It is becoming increasingly apparent that the microorganisms in the human gut are pivotal to many aspects of our health. Disturbance of the gut microbiota has been linked to a variety of diseases, including colon cancer, diabetes, inflammatory bowel disease, and obesity [1]. Consequently, the gut microbiota has emerged as a potential target for the prevention or treatment of such diseases. Targeted manipulation of the gut microbiota can be achieved by dietary intervention, including through the use of fermented foods, probiotics or prebiotics [2].
A probiotic is a live microorganism that exerts health benefits upon the host when it is ingested at sufficient quantities [3]. Many probiotic strains are consumed as constituents of yoghurt/fermented milk-type drinks or as supplements in the form of capsules. To access the lower gastrointestinal tract, probiotics must first survive transit through the acidic upper gastrointestinal tract. Some probiotic strains can subsequently colonise the gut by adhering to the intestinal epithelial cells [4]. A number of potential mechanisms can contribute to the health benefits of specific strains. These include pathogen inhibition via bacteriocin production or mucosal competitive exclusion, and immunomodulation [5]. Human studies have demonstrated that probiotic strains, such as Bifidobacterium infantis 35624, Lacticaseibacillus casei DN-114001, and Lacticaseibacillus casei Shirota, confer health benefits, including alleviation of the symptoms of irritable bowel syndrome, prevention of antibiotic-associated diarrhoea, or protection against infection [6–8].

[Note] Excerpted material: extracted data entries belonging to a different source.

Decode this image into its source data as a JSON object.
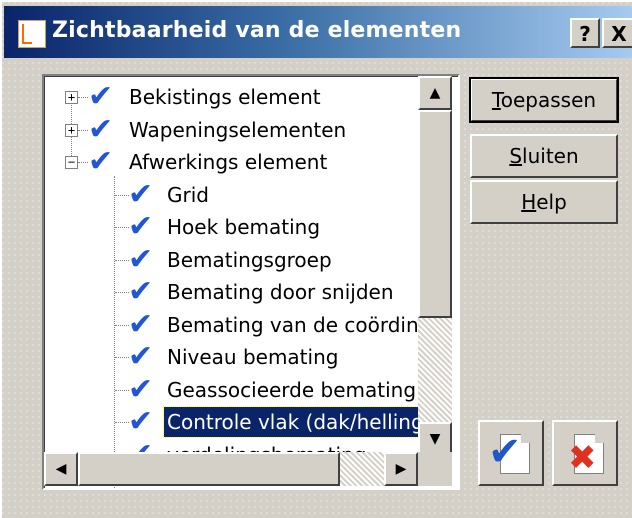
{
  "window": {
    "title": "Zichtbaarheid van de elementen",
    "help_glyph": "?",
    "close_glyph": "X",
    "icon": "app-layout-icon"
  },
  "tree": {
    "items": [
      {
        "label": "Bekistings element",
        "level": 0,
        "expander": "+",
        "checked": true
      },
      {
        "label": "Wapeningselementen",
        "level": 0,
        "expander": "+",
        "checked": true
      },
      {
        "label": "Afwerkings element",
        "level": 0,
        "expander": "−",
        "checked": true
      },
      {
        "label": "Grid",
        "level": 1,
        "checked": true
      },
      {
        "label": "Hoek bemating",
        "level": 1,
        "checked": true
      },
      {
        "label": "Bematingsgroep",
        "level": 1,
        "checked": true
      },
      {
        "label": "Bemating door snijden",
        "level": 1,
        "checked": true
      },
      {
        "label": "Bemating van de coördinat",
        "level": 1,
        "checked": true
      },
      {
        "label": "Niveau bemating",
        "level": 1,
        "checked": true
      },
      {
        "label": "Geassocieerde bemating",
        "level": 1,
        "checked": true
      },
      {
        "label": "Controle vlak (dak/helling/",
        "level": 1,
        "checked": true,
        "selected": true
      },
      {
        "label": "verdelingsbemating",
        "level": 1,
        "checked": true
      }
    ],
    "check_glyph": "✔"
  },
  "scrollbars": {
    "up": "▲",
    "down": "▼",
    "left": "◀",
    "right": "▶"
  },
  "buttons": {
    "apply": {
      "underline": "T",
      "rest": "oepassen"
    },
    "close": {
      "underline": "S",
      "rest": "luiten"
    },
    "help": {
      "underline": "H",
      "rest": "elp"
    }
  },
  "icon_buttons": {
    "check_all_icon": "check-all-icon",
    "uncheck_all_icon": "uncheck-all-icon",
    "check_glyph": "✔",
    "x_glyph": "✖"
  },
  "colors": {
    "title_start": "#0a246a",
    "title_end": "#a6caf0",
    "selection": "#0a246a",
    "check": "#2255d8"
  }
}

Health benefits have also been attributed to several traditional fermented foods and the microbes therein [9]. Particular examples of kefir, a traditional fermented milk product (FMP), have been linked to health benefits, including anti-cholesterolemic, anti-inflammatory, and anti-pathogenic effects [10–12], and several investigations indicate that specific microorganisms in kefir contribute to these effects [13–15]. Despite this promise, it should be noted there has been a relative lack of research into the effects of kefir on human health, with most investigations relying on in vitro or animal models [16].
Prebiotics can also beneficially influence the gut microbiota. Prebiotics are non-digestible oligosaccharides that stimulate the growth of health-promoting commensal microorganisms in the gut [17]. The most frequently studied prebiotics are fructooligosaccharides, galactooligosaccharides, and inulin [18]. Prebiotics naturally occur in various foods, including artichokes, chicory and wheat, but can also be provided in the form of food supplements [19]. Human studies have demonstrated that prebiotics confer various health benefits, including improved satiety, lowered insulin concentrations, and reduced infection [20–22].
Metagenomic and metabolomic sequencing efforts are beginning to improve our understanding of the effects of probiotics, prebiotics and fermented foods on the human gut microbiota and metabolome [23, 24]. However, the majority of studies have been directed at preventing or treating the symptoms of specific diseases [25] and/or evaluating the impact of consumption of high quantities of a probiotic(s), prebiotic(s) and/or fermented food(s) [26]. Few studies to date have analysed the relative impact of supplementing diets with moderate portions of one of these products on the microbiota and metabolome of healthy participants [27].
In the present study, we use metagenomic sequencing and metabolomics to identify changes in the human gut microbiota and metabolome of healthy participants following daily consumption, over 28 days, of either a single portion of a commercial FMP containing the probiotic L. casei, a traditional fermented milk beverage kefir or a diet enriched with the prebiotic inulin.